Les Européens regardent avec beaucoup de curiosité la politique économique menée au Japon depuis décembre 2012 – date du retour aux affaires du conservateur Shinzo Abe . Nous l’observons avec d’autant plus d’attention que les analystes prédisent, depuis quelques temps, à l’Europe un destin semblable à celui qu’a connu le Japon dans les années 90 et 2000 : déflation, croissance inexistante, endettement public intenable. Deux « décennies perdues » pour ce pays, autrefois modèle industriel et locomotive du monde. Nous voudrions bien nous épargner une telle épreuve. Devons-nous nous inspirer de « l’abenomics » c’est-à-dire tourner le dos aux politiques orthodoxes que s’impose la zone euro, sous l’influence de l’Allemagne ? Au lieu d’empêcher le retour de l’inflation, s’employer à la provoquer, comme le fait Tokyo ? Encore faut-il savoir si la recette de Shinzo Abe peut marcher à moyen terme. Beaucoup d’économistes en doutent.

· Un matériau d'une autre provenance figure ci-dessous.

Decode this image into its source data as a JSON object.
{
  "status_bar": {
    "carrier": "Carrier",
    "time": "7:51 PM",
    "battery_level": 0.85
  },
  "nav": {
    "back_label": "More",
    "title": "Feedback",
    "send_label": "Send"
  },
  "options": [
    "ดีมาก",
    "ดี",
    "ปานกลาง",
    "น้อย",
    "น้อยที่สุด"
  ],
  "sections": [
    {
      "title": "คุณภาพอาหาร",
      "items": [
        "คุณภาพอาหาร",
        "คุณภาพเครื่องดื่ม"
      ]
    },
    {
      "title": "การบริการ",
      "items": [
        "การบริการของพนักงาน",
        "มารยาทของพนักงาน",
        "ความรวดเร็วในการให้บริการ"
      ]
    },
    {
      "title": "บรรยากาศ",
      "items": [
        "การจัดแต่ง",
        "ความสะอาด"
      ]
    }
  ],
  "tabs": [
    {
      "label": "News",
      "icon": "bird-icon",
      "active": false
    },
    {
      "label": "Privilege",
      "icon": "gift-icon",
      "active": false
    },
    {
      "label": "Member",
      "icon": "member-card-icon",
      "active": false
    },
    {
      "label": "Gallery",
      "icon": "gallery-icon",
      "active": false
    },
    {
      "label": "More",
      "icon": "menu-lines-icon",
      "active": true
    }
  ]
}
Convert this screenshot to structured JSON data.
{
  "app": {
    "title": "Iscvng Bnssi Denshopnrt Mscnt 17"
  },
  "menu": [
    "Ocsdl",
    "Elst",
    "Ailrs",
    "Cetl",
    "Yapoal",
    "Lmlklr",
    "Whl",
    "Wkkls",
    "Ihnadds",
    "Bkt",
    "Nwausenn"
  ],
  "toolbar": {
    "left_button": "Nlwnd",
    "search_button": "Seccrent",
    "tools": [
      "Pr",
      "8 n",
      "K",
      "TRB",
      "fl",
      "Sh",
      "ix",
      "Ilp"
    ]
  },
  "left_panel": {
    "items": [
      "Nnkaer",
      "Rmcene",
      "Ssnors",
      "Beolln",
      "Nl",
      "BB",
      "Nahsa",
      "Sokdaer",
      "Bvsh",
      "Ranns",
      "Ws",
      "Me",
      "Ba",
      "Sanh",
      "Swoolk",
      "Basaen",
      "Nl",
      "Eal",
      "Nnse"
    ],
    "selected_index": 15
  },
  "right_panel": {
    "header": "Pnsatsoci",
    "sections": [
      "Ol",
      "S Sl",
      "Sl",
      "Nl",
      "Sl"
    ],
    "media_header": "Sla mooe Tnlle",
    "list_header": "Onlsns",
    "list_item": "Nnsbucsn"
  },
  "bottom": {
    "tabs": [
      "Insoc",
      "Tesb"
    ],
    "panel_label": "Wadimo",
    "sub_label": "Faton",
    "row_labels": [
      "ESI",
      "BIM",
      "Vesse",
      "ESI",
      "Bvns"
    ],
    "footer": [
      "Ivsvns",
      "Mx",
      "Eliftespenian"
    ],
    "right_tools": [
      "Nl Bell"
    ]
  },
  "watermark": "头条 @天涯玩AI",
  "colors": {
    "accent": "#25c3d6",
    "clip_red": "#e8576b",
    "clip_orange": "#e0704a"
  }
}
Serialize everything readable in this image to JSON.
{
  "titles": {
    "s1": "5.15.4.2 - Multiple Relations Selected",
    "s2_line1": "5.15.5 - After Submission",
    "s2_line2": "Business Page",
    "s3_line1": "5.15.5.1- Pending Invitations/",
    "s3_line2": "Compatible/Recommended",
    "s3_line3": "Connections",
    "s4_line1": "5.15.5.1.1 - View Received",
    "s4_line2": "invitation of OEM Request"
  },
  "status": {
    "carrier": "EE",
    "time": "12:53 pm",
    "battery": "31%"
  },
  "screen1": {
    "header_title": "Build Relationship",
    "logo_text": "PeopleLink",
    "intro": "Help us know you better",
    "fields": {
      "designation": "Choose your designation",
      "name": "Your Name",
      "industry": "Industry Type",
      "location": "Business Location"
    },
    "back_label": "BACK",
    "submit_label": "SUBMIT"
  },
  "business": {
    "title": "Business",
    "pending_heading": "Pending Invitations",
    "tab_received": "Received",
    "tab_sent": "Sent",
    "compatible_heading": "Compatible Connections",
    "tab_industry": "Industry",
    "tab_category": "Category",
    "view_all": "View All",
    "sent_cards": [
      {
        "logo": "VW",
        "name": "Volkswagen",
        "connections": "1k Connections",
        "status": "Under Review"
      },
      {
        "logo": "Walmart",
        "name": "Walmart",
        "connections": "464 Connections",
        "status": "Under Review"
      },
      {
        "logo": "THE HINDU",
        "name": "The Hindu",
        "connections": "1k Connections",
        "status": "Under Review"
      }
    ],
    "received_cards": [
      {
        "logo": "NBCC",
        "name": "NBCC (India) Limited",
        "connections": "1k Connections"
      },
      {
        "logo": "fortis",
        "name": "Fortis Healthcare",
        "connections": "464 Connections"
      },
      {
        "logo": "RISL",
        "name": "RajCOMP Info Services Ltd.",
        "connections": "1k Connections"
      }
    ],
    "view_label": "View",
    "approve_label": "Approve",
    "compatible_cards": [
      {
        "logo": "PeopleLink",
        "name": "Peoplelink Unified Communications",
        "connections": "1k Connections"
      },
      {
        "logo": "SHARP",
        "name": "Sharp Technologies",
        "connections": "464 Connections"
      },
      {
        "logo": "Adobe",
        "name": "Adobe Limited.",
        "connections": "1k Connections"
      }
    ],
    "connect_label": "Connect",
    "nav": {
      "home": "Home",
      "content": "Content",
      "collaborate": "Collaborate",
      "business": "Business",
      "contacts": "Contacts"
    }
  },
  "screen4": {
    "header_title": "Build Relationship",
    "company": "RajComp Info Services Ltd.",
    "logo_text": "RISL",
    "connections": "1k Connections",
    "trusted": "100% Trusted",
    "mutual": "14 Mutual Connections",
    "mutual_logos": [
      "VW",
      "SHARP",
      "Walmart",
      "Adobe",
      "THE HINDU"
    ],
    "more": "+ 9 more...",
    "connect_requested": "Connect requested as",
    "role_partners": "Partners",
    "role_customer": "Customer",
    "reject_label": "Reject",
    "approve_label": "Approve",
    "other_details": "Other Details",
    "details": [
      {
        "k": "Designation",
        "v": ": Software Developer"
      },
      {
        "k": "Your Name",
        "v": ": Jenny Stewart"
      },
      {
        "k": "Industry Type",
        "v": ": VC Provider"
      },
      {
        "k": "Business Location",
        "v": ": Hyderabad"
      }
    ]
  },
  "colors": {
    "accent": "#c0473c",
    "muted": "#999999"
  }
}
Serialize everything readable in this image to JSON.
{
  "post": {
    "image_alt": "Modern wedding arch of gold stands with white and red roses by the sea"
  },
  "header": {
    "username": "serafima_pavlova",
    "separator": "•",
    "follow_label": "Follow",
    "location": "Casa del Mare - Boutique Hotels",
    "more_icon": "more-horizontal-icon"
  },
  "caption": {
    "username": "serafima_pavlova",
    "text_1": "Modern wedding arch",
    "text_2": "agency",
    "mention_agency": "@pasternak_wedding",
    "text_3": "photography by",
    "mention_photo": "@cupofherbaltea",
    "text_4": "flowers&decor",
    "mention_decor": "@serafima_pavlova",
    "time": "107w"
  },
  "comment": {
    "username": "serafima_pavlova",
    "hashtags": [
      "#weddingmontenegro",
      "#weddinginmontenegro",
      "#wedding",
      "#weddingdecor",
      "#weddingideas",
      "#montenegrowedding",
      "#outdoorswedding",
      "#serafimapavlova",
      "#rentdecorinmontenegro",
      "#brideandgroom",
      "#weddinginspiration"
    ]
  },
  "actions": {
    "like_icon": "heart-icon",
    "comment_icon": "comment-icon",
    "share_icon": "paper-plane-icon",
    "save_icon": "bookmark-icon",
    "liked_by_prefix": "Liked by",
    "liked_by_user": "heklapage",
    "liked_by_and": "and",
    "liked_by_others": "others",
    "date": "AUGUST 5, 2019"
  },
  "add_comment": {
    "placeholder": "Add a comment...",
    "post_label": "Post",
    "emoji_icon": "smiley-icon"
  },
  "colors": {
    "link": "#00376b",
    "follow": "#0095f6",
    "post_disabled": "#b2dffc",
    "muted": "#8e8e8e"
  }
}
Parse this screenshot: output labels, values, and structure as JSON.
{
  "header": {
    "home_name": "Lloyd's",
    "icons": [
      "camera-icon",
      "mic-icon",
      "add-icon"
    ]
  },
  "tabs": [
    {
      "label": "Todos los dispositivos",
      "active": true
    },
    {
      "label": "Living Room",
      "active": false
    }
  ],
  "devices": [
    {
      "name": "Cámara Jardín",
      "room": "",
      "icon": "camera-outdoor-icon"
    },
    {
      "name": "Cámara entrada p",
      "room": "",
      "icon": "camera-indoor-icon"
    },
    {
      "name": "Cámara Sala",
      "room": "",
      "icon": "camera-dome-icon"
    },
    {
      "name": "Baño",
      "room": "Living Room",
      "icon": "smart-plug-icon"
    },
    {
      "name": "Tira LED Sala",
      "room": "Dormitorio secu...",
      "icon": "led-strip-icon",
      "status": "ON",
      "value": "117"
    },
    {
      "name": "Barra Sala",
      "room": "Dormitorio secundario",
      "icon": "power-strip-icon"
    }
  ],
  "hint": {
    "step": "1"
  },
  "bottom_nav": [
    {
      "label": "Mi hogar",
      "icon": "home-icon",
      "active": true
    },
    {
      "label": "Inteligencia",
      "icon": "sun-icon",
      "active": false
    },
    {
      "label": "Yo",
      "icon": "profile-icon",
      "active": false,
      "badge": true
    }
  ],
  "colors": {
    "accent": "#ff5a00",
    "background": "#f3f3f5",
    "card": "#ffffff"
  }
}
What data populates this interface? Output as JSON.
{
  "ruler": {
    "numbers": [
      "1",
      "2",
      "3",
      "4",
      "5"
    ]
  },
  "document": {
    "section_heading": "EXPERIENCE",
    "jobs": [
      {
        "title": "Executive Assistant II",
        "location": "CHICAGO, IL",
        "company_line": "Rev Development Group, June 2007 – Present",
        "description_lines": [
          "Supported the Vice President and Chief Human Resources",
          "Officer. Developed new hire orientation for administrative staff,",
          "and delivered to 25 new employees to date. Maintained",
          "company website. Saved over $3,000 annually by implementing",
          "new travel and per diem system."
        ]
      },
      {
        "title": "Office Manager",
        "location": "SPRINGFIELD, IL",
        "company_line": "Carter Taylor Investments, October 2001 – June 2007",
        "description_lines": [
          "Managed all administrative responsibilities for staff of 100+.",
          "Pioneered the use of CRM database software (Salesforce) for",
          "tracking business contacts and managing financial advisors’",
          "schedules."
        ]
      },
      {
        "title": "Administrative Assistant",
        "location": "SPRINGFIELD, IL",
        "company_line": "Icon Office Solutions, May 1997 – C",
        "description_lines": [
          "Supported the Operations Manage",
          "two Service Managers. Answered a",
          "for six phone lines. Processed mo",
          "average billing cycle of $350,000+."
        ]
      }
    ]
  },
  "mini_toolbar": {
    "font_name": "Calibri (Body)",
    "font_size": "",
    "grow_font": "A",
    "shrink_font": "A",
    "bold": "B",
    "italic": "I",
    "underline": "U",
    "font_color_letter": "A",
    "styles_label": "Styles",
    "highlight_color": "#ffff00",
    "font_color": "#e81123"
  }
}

Mais qu’est-ce que l’abenomics ? Shinzo Abe explique qu’il compte manier « trois flèches » pour atteindre sa cible. Première flèche : un plan de relance budgétaire massif , qui vise à redynamiser, notamment, le secteur du bâtiment et de la construction par de grandes commandes d’infrastructure. Deuxième flèche : une politique monétaire expansive – en clair de la fabrication de monnaie qui devrait faire doubler la masse monétaire en deux ans . Abe en attend une baisse de la valeur du yen, qui permettra de favoriser les exportations, d’une part, de rembourser en monnaie dévaluée l’extravagante dette publique japonaise (245 % du PIB !). Enfin, la troisième flèche, la moins populaire dans l’opinion, c’est pourquoi le Premier ministre a sagement attendu les élections au Sénat avant de la tirer, ce sont des réformes de structure , destinées à doper la productivité de l’économie : baisse de l’impôt sur les sociétés, compensé par une hausse de la taxe sur la consommation qui va doubler en trois ans, flexibilisation du marché du travail, dérégulation. Depuis que Tokyo a obtenu les Jeux Olympiques de 2020, le Japon peut se vanter de compter, à son carquois, une quatrième flèche.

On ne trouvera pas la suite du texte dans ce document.